Thursday, October 29, 2015

Wood Storks at Ft. Mose Historic State Park

Stagecoach RV Park
St. Augustine, FL
October 28, 2015

Fort Mose (Moh-Say) Historic State Park is a 40 acre waterfront historic site with picnic areas, one observation and birding boardwalk, a kayak launch, and a visitor center. 

Although none of the earth and wooden structures remain, visitors can still view the land where once a legally sanctioned free African settlement was.

In 1994, this site was designated as a National Historic Landmark and was listed on the National Register of Historic Places.

After our history lesson, we were off to the birding boardwalk. 

There was only one other person there this day. There is a turn in the boardwalk just ahead of the birder. That is where we saw the wood storks. I was thrilled! My first sighting of this magnificent creature.

There were four wood storks in the tree fairly close to the boardwalk.
 Wood Storks are large, white, bald-headed wading birds of the southeastern swamps.

These are the only stork breeding in the United States.

  Their late winter breeding season is timed to the Florida dry season when its fish prey become concentrated in shrinking pools. 

That is important because a couple with two fledglings can eat over 400 pounds of fish during a single breeding season.

They stand nearly 4 feet tall with a wingspan of about 5 feet. 

For over 30 years the wood stork was on the Endangered species list. An estimated 20,000 breeding pairs dropped to roughly 5,000 pairs from the 1930s to the 1970s. In 2014 they were upgraded to a Threatened Species with as many as 9,000 breeding adults reported.

 Wood storks are quite social...they feed in flocks and nest in large rookeries with several pairs in a single tree.

 I finally pulled myself away and we continued on to the end of the boardwalk.

What an awesome day with lots of "WOW"! Until next time, let the good times roll...
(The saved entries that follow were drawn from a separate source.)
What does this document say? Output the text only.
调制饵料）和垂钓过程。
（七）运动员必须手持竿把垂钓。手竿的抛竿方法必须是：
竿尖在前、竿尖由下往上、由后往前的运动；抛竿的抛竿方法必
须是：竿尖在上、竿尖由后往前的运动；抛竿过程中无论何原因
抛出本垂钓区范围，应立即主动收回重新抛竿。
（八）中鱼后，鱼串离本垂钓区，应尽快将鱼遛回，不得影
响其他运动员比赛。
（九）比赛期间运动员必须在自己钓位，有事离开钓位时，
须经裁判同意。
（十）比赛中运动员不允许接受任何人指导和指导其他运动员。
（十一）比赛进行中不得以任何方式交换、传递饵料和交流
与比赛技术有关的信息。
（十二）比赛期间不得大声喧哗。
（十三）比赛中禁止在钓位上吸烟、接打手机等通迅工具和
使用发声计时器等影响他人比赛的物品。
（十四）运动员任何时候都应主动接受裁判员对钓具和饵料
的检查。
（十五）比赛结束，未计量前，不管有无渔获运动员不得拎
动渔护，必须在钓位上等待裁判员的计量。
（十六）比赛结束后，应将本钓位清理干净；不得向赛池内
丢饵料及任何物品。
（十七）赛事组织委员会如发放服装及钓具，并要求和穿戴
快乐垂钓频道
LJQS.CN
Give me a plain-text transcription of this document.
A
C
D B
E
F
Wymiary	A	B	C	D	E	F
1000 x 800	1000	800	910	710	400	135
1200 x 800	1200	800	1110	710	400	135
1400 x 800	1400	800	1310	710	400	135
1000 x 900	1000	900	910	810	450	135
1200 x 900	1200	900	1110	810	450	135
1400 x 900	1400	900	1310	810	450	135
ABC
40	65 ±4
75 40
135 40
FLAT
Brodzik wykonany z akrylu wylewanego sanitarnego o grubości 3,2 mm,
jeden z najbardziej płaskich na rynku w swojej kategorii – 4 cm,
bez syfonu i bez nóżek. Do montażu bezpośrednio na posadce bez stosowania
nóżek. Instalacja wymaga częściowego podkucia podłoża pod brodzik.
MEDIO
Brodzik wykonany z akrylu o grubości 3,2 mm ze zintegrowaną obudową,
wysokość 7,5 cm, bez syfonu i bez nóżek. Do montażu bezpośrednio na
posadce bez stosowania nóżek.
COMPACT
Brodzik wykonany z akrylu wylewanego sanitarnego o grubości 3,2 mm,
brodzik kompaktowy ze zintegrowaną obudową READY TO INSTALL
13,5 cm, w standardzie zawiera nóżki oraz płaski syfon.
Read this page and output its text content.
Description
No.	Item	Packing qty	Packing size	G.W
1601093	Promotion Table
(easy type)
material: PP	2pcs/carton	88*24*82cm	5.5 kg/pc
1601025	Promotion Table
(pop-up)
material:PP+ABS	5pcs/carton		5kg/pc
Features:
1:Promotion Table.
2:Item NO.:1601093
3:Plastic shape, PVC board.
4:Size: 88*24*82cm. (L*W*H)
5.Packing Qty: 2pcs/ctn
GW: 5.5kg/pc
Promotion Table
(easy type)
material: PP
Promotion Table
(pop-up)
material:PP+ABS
(or, "The End" as Judy would say!)

Wednesday, October 28, 2015

Colorful Historic St. Augustine, FL

Stagecoach RV Park
St. Augustine, FL
October 27, 2015

Some 2 million visitors annually make their way to St. Augustine...lured by the sense of discovering a unique historic part of America. Founded in 1565, it is the oldest continuously occupied settlement of European and African-American origin in the United States. Forty-two years before the English colonized Jamestown and fifty-five years before the Pilgrims landed, the Spanish established St. Augustine. St. Augustine can boast that it "contains the only urban core in the U.S. whose street pattern and architectural ambiance reflect Spanish origins". Today, the City of St. Augustine maintains architectural control over the colonial city insuring that the "inevitable change which occurs in a living urban area respects the past". 

Joe and I spent the morning walking the streets of downtown St. Augustine. This must be a really good time to visit as it was not crowded or perhaps the weather was a deterrent as it was cloudy and drizzly. Either way, we were happy to be able to meander at our own pace. Neither of us was interested in shopping...the colors drew us there.

We are enjoying our stay here (except for the mosquitoes) and have managed to dodge the heavy rain showers. The overcast skies and cool breezes have been nice.

Until next time, let the good times roll...

Sunday, October 25, 2015

Anastasia State Park

Stagecoach RV Park
St. Augustine, FL
October 25, 2015

Today Joe and I visited Anastasia State Park. This awesome 1,600 acre Florida state park includes a beach, a salt marsh, a nature trail and 139 camping sites with electric and water. 

The Ancient Dunes Nature Trail is a short loop through a shaded maritime hammock. Ancient sand dunes are explained on the kiosk below.

 There we saw Beauty Berries...

 I have never seen berries this color. 

We learned about Resurrection Fern a couple of years ago when staying at Live Oak Landing RV Resort. 

Anastasia contains four miles of pristine beach. A designated swimming area  has a lifeguard from Memorial Day through Labor Day. The beach is open to walkers and bicyclists. No pets are allowed.

Access to the beach is by a boardwalk over the marsh. There were not very many beach combers this morning...just the way we like it! 

We wandered along the salt marsh, but didn't see much. I had hoped to see dolphins and marsh birds up close. Maybe we should have stopped there first. The booth to rent kayaks, canoes and fishing poles with bait had a line of folks with money in hand...the wildlife was gone.